Sopwith is a board wargame published by Gametime Games in 1978 that simulates aerial dogfights during World War I.

==Description==
Dogfight is a wargame for two to six players in which each player controls an airplane and attempts to be the final survivor of six-way combat. The hexagonal hex grid board features the landscape of no man's land. Six different airplanes of the war are depicted on round counters. Tracks along the sides of the board are used to monitor damage and ammunition for each plane.

Each player has a landing strip in one of the six corners of the board, where only the owning player's airplane can refuel and take on more ammunition.

Before the game begins, a number of storm clouds are placed on the board, which diminish combat damage and can damage airplanes that fly into them. Storm clouds are moved randomly each turn.

===Gameplay===
Airplanes can move straight ahead, turn left or right, or sideslip, maintaining the same direction while moving sideways to the left or right.

Each turn is divided into three segments. All players reveal their movement simultaneously for the entire turn, as well as whether they are firing. If an airplane is directly in front of a firing aircraft, a fixed amount of damage is done; the closer the target, the more damage is done.

An airplane that runs out of damage points is destroyed. Airplanes can also fly off any edge of the board, removing themselves from combat. The final player on the board is the winner.

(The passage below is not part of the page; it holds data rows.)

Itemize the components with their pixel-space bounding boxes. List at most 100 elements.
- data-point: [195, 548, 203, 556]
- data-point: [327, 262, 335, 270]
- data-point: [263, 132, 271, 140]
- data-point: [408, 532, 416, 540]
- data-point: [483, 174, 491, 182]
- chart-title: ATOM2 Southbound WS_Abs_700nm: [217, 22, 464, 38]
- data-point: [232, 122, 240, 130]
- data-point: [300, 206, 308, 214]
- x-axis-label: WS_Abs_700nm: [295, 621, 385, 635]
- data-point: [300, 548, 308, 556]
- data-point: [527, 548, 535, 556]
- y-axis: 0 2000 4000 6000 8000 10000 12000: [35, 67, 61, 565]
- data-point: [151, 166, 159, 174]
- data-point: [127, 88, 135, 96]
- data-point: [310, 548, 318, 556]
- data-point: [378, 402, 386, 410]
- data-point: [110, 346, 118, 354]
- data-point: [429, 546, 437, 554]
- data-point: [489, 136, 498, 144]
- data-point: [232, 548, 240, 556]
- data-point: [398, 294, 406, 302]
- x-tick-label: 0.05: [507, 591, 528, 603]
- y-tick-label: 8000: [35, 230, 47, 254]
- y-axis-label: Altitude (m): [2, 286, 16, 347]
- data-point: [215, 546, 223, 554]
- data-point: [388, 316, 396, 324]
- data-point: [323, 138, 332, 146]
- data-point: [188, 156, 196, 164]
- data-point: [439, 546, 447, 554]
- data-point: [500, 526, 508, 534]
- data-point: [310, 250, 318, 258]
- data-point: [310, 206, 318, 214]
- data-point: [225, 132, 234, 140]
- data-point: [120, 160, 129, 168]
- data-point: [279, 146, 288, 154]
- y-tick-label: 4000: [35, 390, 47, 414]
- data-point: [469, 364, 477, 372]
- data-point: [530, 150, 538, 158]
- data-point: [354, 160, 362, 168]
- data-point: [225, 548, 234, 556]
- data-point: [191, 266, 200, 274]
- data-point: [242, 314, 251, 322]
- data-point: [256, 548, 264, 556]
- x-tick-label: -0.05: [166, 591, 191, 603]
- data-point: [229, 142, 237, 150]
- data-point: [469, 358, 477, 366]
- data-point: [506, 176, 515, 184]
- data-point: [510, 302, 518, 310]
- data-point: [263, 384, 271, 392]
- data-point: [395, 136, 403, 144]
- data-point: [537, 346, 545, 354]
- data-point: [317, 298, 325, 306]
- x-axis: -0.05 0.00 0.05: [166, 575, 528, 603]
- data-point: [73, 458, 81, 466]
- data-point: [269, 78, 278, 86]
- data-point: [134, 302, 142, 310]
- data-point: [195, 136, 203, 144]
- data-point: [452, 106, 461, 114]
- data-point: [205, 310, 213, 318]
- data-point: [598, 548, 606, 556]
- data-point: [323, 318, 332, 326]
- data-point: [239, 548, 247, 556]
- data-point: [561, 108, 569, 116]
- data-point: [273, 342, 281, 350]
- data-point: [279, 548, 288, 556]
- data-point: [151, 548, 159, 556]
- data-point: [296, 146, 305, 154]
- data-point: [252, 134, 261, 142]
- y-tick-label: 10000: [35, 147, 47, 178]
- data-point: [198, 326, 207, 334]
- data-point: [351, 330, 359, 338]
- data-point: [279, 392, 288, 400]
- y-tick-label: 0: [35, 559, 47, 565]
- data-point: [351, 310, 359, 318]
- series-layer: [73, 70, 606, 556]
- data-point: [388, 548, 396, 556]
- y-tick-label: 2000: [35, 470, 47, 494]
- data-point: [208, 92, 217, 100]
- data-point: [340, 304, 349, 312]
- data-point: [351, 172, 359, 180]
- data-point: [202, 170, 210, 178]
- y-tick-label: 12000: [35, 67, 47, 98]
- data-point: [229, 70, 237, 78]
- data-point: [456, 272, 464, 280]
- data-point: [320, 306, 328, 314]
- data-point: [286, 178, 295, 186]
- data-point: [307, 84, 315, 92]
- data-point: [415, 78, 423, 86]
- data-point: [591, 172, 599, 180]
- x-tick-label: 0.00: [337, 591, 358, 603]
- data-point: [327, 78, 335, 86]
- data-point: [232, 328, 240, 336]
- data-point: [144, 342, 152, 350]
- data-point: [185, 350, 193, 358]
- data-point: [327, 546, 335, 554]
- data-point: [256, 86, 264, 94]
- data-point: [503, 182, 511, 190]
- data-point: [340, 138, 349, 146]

After several victories, a player may earn the title of "ace". This allows the player to do more damage, as well as gaining the ability to complete more difficult maneuvers.

==Publication history==
Sopwith was designed by David Dyer, and published by Gametime Games, a division of Heritage Models, in 1978. The company went out of business in 1983, but by that time, Sopwith had become a popular play by mail (PBM) game, especially after a British wargamer named Tom Tweedy published a sub-zine within the pages of Chimaera titled Dib Dib Dib that was dedicated to Sopwith as a PBM game. (Tweedy later published Dib Dib Dib as a standalone zine.)

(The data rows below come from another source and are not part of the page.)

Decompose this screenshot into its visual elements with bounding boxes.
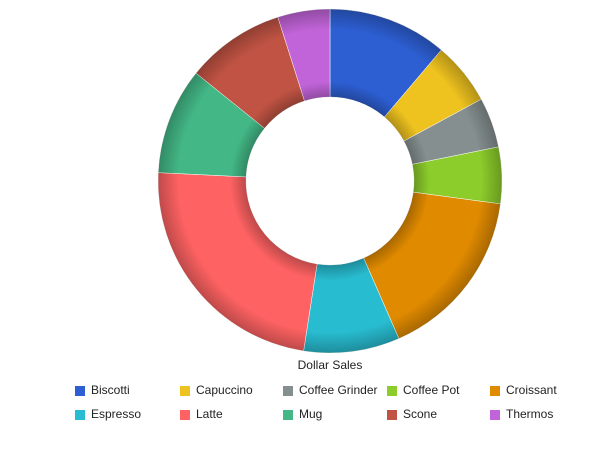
legend-label: Coffee Pot [403,383,460,397]
legend-label: Espresso [91,407,141,421]
legend-label: Biscotti [91,383,130,397]
legend-label: Coffee Grinder [299,383,378,397]
legend-swatch [180,386,190,396]
legend-swatch [387,410,397,420]
legend-label: Mug [299,407,322,421]
slice [157,172,318,352]
legend-label: Latte [196,407,223,421]
legend-swatch [75,410,85,420]
legend: Biscotti Capuccino Coffee Grinder Coffee Po… [75,383,557,421]
legend-swatch [387,386,397,396]
legend-label: Thermos [506,407,553,421]
legend-label: Capuccino [196,383,253,397]
legend-swatch [490,386,500,396]
legend-swatch [283,386,293,396]
legend-swatch [75,386,85,396]
legend-label: Scone [403,407,437,421]
legend-label: Croissant [506,383,557,397]
legend-swatch [180,410,190,420]
chart-title: Dollar Sales [298,358,363,372]
legend-swatch [490,410,500,420]
slices [157,8,503,354]
legend-swatch [283,410,293,420]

In 1985, David Dyer formed a new company, Gamer, in order to continue to publish Sopwith. In 1987, Gamer published a revised second edition of Sopwith.

==Reception==
In Issue 33 of the British wargaming magazine Perfidious Albion, Charles Vasey and Geoffrey Barnard discussed the game. Vasey commented, "This is a very elegant piece of design work, of interest to anyone working on aircraft games. The plot method is fast, simple and effective. The available maneoeuvres handle the whole matter very well." Barnard agreed, replying, "This game is a masterpiece of simplicity, as it has almost no rules, is great fun and yet contains almost everything anyone but the most die-hard air-fanatic could possibly want from an air war game." Vasey concluded, "An excellent game for playing at a convention." Barnard concluded, "Massive congratulations to the designer ... this one will give hours and hours of good, clean fun."

In Craft, Model, and Hobby Industry Magazine, Rick Mataka noted, "Sopwith is a simple boardgame simulation of tactical aerial combat during WWI ... it can be recommended to beginners."

In Issue 77 of Games and Puzzles, Chris Quinn noted, "The game is best played with all six planes on the board in an Allied versus German scenario." Quinn concluded by giving the game a rating of 4 out of 6, saying, "it's great fun watching the other fellow miscalculate and shoot himself down!"

In the January 1985 issue of the British game magazine Imagine, Brian Creese commented, "Sopwith is, in many ways, an ideal game. Its rules are simple, and indeed the whole idea is very straightforward, and yet the resulting game is fiendishly difficult. There is also scope for many different styles of play." Creese pointed out that for PBM players, "By post it is an undemanding game. There is no pressure of time forcing you to make decisions, and you can analyse the various possible moves at your leisure." Given the excellence of the game, Creese was surprised that Gametime Games had gone out of business, noting, " It seems slightly astonishing, nevertheless, that a game whose popularity has increased dramatically over the past few years should have been unavailable during all that time."